Operational Management

• Deputise for the Chief Radiopharmacist as required, including periods where a pharmacist must be present for regulatory or operational reasons.

• Support both the Production and Quality Control teams to ensure a safe, effective, and compliant Radiopharmacy service.

• Provide professional and managerial leadership to either the Production or Quality Control team, while working collaboratively across both teams depending on service needs.

• Oversee day-to-day operations including procurement, manufacturing, quality control, release, dispensing, and distribution of radiopharmaceuticals, including investigational and therapeutic products.

• Act as the Releasing Pharmacist for radioactive and non-radioactive products, ensuring release is compliant with GMP and other relevant standards.

• If required, be named on the MHRA Specials Licence as either the Production Manager or Quality Controller.

Regulatory Compliance and Quality Assurance

• Ensure all Radiopharmacy activities comply with MHRA regulations, Good Manufacturing Practice (GMP), Ionising Radiation Regulations (IRR17), Ionising Radiation (Medical Exposure) Regulations (IRMER), and the Carriage of Dangerous Goods Regulations (ADR).

• Lead on the implementation, maintenance, and continual improvement of the Radiopharmacy Quality Management System (QMS), including:

  • Development and review of Standard Operating Procedures (SOPs)

  • Validation of equipment and processes

  • Management of deviations, CAPA, and change control

  • Training and competency assessment of staff

• Work closely with Estates, Medical Physics, and external contractors to ensure facilities and equipment are qualified, validated, and maintained to GMP standards.

Staff Management and Training

• Provide day-to-day line management of staff within the assigned team (Production or Quality Control), including appraisal, development planning, and performance monitoring.

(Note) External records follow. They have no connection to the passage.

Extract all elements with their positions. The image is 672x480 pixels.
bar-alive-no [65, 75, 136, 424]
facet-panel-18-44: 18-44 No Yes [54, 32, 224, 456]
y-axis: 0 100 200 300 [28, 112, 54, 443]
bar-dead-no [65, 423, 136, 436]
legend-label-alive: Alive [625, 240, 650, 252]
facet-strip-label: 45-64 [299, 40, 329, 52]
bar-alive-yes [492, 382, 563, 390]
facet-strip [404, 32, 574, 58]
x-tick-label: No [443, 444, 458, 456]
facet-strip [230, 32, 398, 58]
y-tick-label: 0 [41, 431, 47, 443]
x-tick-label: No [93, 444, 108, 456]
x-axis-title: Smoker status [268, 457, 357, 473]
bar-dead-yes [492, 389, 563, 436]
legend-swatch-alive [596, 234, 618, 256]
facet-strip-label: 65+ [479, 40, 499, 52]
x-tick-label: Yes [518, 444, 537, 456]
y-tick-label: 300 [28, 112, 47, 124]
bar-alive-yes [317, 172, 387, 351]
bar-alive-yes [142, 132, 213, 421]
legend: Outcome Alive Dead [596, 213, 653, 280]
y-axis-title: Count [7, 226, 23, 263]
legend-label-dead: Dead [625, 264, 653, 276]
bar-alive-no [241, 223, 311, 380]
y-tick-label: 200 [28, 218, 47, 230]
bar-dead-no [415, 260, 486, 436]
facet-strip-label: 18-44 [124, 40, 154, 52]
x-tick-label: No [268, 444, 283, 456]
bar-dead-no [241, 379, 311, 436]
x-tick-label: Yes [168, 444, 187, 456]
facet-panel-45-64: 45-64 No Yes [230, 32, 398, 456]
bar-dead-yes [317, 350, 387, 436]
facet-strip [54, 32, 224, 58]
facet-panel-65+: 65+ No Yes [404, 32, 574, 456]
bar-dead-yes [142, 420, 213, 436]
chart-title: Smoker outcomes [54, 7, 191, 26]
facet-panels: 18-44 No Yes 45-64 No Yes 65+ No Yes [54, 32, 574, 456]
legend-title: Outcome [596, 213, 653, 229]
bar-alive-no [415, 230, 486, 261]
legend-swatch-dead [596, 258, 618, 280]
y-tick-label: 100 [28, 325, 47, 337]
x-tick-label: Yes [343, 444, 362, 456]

• Contribute to workforce planning and succession planning across the Radiopharmacy service.

• Lead on the development, delivery, and review of Radiopharmacy training programmes as part of the QMS, ensuring ongoing staff competency and regulatory compliance.

Governance, Safety, and Risk Management

• Lead on local risk management activities within the Radiopharmacy, including incident investigation and reporting in line with Trust and national policies.

• Ensure the safe handling, storage, preparation, and transport of radiopharmaceuticals in accordance with statutory requirements and best practice.

• Contribute to clinical governance activities, audits, and inspections, ensuring findings are appropriately addressed and service improvements are implemented.

Clinical and Scientific Advisory Role

• Provide expert advice to clinical teams on the safe and effective use of radiopharmaceuticals, including storage, formulation, administration, and potential adverse reactions.

• Liaise with radiopharmaceutical manufacturers and external suppliers to ensure continuity of supply and service delivery.

• Support the development and implementation of new radiopharmaceutical products and technologies, including those used in clinical trials and advanced therapy medicinal products (ATMPs).

• Participate in and support radiolabelling services, including complex labelling for therapeutic use.

Digital Systems and Innovation

• Support the evaluation, validation, and implementation of software and digital systems used within Radiopharmacy to enhance operational efficiency and compliance.

• Contribute to data analysis and reporting activities, including service usage, costings, and capacity planning.

Additional Duties

Maintain professional registration and comply with all relevant codes of conduct and continuing professional development (CPD) requirements.

Undertake any other reasonable duties appropriate to the role and service needs, as requested by the Chief Radiopharmacist.